Businesses need to be eco-friendly
For thousands of years, we the teeming billions of residents of this Earth have exploited it for our survival, for our own benefits, and to make money.
For many centuries, we have had little time to think about our environmental responsibilities in order to save the Earth, in order to preserve its resources for future generations.
The idea of efficiently utilizing our limited resources is very recent. It’s only been a few decades that we have come to understand that we have to care for the environment, that we have to be prudent about utilizing resources such as water, trees, fossil fuels, etc.
Despite this realization, we haven’t been able to resist ourselves from polluting our soil, water, and air. If it were only for food, things wouldn’t look that bad, but the advent of consumerism with the birth of billions of manufacturing companies have wreaked havoc on the environment.
However, everything may not be lost. Businesses around the world in recent years have woken up and started taking steps in the right direction. We all know about Nike’s initiatives to harvest plastic waste from our oceans and manufacture their products from those. This is a great example of turning back and fixing the damages that have been caused to our environment.
Another interesting piece of news that has made me very hopeful about our future is the fact that all the medals of the Tokyo 2020 Olympics are being made by acquiring metals from thrown-away mobile phone handsets.
There are many other such examples. The Swedish furniture-maker IKEA sources close to 50% of its wood from sustainable foresters and 100% of its cotton from the farms that meet the Better Cotton standards of reduced use of water, energy, and chemical fertilizers and pesticides.
The company has more than 700,000 solar panels to power its stores; they also have plans to start selling them to its customers.
The governments across the world are also waking up to this new reality in which the planet needs to be saved. Take Thailand, for example. The country has decided to become the first Asian country to introduce standardized packaging for tobacco.
In November this year, it approved a regulation that requires cigarettes in Thailand to be sold in packaging stripped of the fancy, colourful, and unique cigarette branding. Instead, the packs will now be in drab brown colour, free of any logos or images with 85% pictorial health warnings on both sides. Tobacco brand names can only be printed in a standardized font type, size, colour, and location.
This regulation is to be effective soon. They thought this move would reduce the attractiveness of tobacco products, eliminate tobacco packaging as a form of advertising, and increase the noticeability and effectiveness of pictorial health warnings.
Having said that, one cannot but think of the state of affairs in Bangladesh. Despite quite a lot of focus on the Sustainable Development Goals, things don’t look very bright here.

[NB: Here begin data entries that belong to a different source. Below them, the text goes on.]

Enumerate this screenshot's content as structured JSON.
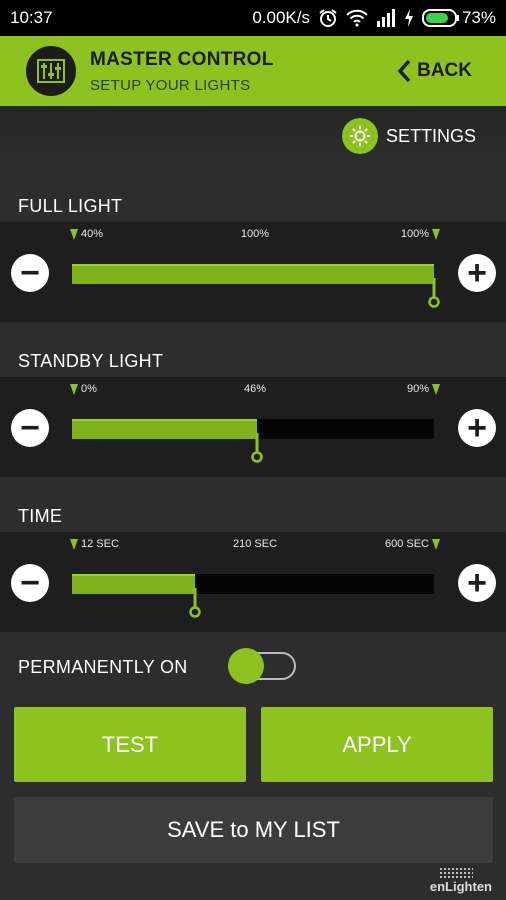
{
  "status_bar": {
    "time": "10:37",
    "network_speed": "0.00K/s",
    "battery": "73%",
    "icons": [
      "alarm-icon",
      "wifi-icon",
      "signal-icon",
      "charging-icon",
      "battery-icon"
    ]
  },
  "header": {
    "title": "MASTER CONTROL",
    "subtitle": "SETUP YOUR LIGHTS",
    "back_label": "BACK",
    "accent": "#8dc21f"
  },
  "settings": {
    "label": "SETTINGS"
  },
  "sliders": [
    {
      "label": "FULL LIGHT",
      "min_label": "40%",
      "mid_label": "100%",
      "max_label": "100%",
      "value_fraction": 1.0
    },
    {
      "label": "STANDBY LIGHT",
      "min_label": "0%",
      "mid_label": "46%",
      "max_label": "90%",
      "value_fraction": 0.51
    },
    {
      "label": "TIME",
      "min_label": "12 SEC",
      "mid_label": "210 SEC",
      "max_label": "600 SEC",
      "value_fraction": 0.34
    }
  ],
  "permanently_on": {
    "label": "PERMANENTLY ON",
    "checked": true
  },
  "buttons": {
    "test": "TEST",
    "apply": "APPLY",
    "save": "SAVE to MY LIST"
  },
  "brand": "enLighten"
}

A World Bank report says that, in 2015, Bangladesh saw around 234,000 deaths due to environmental pollution and related health risks. Of them, 80,000 had died in urban areas.
The report said we are one of the worst affected countries in the world. Of all deaths — of which there were 843,000 — about 28% were caused by environmental pollution.
That’s a very scary picture.
Our Minister for Environment, Forest, and Climate Change Anisul Islam Mahmud had said 58% of air pollution is caused by illegal brick kilns, 10% by vehicles, 20% by construction activities, and the rest by various other factors, including industries.
Well, we know the factors that are taking us closer to destruction, but in our attempt to develop the country, we still seem to be oblivious to the impending dangers. How much chemical waste are we throwing into our rivers and canals? Apart from chemicals, what are the other wastes that our rivers and canals contain? What will happen when our rivers dry up? What will happen when our underground water is depleted?
If we look at our real estate sector, it is the story of a mad rush for rapid urbanization without even thinking of our short-term future, let alone the long-term one. What are our businesses that are using our natural resources doing for the environment?
Even if some are trying to do something, how much are they doing? And is it enough to sustain us? Have we realized that we need to turn around and find out new ways to develop, which can stop this impending destruction?
Allow me to remind you of a Native American philosophy for life. They had seven philosophies for life, of which the last one seems amazing to me.
They never considered the land they lived on as their own; they believed that they had borrowed the land from their progeny who would appear on Earth seven generations into the future. They always wanted to keep the land ready for those children who would be born centuries later.
What a sweet philosophy to follow, especially in this day and age.